Bettman plans to sit down this summer with the appropriate
alphabetsIOC, IIHF, the NHLPAto evaluate his league's
Olympic involvement and decide if it will throw its hat into the
rings for 2002, but the NHL didn't go halfway around the world
for a dress rehearsal only to turn its back on a potentially big
payoff when the Games are played in Salt Lake City. Everything
is in motion for 2002. Last Friday, before the semifinals,
International Olympic Committee president Juan Antonio Samaranch
hosted a luncheon for some NHL governors in Nagano and expressed
his gratitude for borrowing their players. The NHL and NBC, the
U.S. television-rights holder for the Salt Lake City Games,
already have begun sizing up the schedule to see if more hockey
can be shoehorned into prime time. All sorts of trial balloons
were floating around Nagano last weekend, including suggestions
to scrap the shoot-out, adopt a best-two-of-three finals that
would ape hockey's World Cup, and restructure the tournament to
eliminate at least two teams before the quarterfinal matches to
prevent round-robin games from being the glorified exhibitions
they were in Nagano.
Assuming the league doesn't pull an isolationist one-eighty, two
areas must be fixed for the 2002 Games.
1) NHL players must be available to march in the opening
ceremonies.
The Olympics are a collection of moments, and while this year's
NHL schedule made it impossible for players to get to Nagano
soon enough, Wayne Gretzky marching into the stadium with
Canada, for example, would have been a moment.
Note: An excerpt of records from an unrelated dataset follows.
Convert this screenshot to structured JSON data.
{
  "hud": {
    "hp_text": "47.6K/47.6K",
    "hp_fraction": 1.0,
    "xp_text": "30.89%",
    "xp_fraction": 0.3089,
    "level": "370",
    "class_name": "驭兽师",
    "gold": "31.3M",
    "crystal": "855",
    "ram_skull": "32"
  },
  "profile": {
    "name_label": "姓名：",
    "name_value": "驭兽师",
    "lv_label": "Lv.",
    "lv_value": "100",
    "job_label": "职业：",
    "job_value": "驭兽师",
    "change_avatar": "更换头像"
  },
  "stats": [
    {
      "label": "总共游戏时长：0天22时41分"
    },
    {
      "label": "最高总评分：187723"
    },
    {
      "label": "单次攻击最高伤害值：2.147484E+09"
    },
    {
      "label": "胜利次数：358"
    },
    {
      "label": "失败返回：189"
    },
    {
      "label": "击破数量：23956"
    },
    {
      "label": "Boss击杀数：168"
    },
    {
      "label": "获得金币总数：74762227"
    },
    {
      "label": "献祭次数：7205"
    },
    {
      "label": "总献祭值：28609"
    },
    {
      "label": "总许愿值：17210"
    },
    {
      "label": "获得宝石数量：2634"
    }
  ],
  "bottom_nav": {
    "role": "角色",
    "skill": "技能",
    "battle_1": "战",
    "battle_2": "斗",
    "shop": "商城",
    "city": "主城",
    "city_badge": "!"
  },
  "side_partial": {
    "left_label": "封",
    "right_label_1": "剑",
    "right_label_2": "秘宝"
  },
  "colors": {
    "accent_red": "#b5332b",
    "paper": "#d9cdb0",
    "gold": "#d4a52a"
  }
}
Maybe it wouldn't
have quite equaled Magic Johnson appearing on the Barcelona
infield, but Gretzky, who did walk in the closing ceremonies,
still would have stuck an NHL face on these Games.
2) Send baby-sitters.
We aren't going to let a few highly publicized bad apples spoil
the experience for everybody, so we offer, as paragons of the
Olympic spirit, the Canadian players. Marc Crawford, Canada's
coach, scheduled team meetings at 9 p.m. on the eve of games,
and after the meetings broke up, many of his players would drift
into a common area for informal ice cream socials. "They have
this pretty good nut bar," Crawford explained. He was referring
to an ice cream flavor, not Team USA.